Although these new taxes are intended to generate much-needed revenue for the state, they may have the larger consequence of causing ultra-high-net-worth individuals to move out of the state, Ani Hovanessian of Venable LLP told Tax Notes.
The taxes could “have the reverse effect of discouraging the very people that you want to keep in your state from staying,” Hovanessian said. Those are the people who are paying high property and income taxes and frequenting and investing in businesses.
Hovanessian said that because of the pandemic, several of her clients who had not previously considered moving have been able to test out living in non-income-tax states like Florida and Texas and have found that they enjoy it there and could get their work done through telecommuting, virtual meetings, and phone calls.
According to Walczak, some states could seek to backstop migration.
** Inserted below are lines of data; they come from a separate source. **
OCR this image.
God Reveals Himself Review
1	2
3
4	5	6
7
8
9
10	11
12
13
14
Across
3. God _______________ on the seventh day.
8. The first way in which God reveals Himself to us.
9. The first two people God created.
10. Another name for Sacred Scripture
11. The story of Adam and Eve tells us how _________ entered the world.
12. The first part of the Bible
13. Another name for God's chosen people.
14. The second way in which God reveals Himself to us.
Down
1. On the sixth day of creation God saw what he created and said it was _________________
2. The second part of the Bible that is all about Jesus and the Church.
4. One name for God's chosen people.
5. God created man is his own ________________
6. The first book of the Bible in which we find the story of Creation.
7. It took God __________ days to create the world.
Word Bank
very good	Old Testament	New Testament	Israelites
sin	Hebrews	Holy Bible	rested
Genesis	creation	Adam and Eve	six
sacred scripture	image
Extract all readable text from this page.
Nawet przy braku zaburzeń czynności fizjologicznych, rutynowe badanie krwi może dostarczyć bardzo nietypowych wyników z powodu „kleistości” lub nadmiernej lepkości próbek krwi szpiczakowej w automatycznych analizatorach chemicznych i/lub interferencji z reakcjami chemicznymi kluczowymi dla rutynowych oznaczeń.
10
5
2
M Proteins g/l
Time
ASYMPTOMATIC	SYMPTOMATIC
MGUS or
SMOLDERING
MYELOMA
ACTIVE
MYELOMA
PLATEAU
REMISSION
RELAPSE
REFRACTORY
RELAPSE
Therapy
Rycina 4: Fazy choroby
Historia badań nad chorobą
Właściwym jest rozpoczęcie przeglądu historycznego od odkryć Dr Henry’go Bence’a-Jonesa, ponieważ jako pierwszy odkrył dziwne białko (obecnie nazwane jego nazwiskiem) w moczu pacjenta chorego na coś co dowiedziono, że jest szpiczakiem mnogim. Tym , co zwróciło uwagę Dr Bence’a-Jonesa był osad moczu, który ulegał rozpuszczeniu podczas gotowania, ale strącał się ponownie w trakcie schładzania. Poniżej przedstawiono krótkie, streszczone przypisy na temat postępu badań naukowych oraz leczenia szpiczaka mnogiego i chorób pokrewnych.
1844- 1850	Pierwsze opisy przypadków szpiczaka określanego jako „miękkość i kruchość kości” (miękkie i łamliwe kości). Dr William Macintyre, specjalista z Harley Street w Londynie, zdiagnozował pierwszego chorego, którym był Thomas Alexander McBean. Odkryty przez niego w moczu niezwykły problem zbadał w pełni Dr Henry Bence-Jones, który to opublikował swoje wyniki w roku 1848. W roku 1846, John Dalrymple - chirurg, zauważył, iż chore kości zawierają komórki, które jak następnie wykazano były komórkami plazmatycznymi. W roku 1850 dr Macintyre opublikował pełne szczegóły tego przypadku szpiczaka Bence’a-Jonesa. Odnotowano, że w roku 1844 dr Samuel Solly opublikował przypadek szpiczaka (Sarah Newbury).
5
The California wealth tax bill included language that would continue to tax former residents for up to 10 years.
“The idea is not to sort of reach out and keep taxing and discouraging people from leaving; it's rather we're trying to get an accurate and fair picture of where the wealth was accumulated,” Shanske said.
But there is no constitutional basis on which California can do that, Walczak said.
“The individuals who would be subject to the tax certainly have the resources to litigate the issue if California attempts to tax wealth that is in no way related to the state anymore,” Walczak said.
Wealth taxes are likely to be in the conversation among legislatures as a means of raising much-needed state and local tax revenue, since solutions are desperately needed to remedy pandemic-related revenue shortfalls.
“As a policy matter, I think every state should have a small wealth tax. As a practical matter, I would think it is only even being considered in states with a relatively high amount of wealth, wealth inequality, and relatively progressive politics,” said Shanske.
However, Shanske said not too many states have the combination of progressive politics, inequality, and wealth to practically implement a wealth tax for now. And wealth taxes at the local level are unlikely because of policy implications concerning mobility and possible constitutional issues at the state level. But he said he hopes “a wealth tax is in the mix” at the state level and that “local governments can levy progressive income taxes even in our more mobile world.”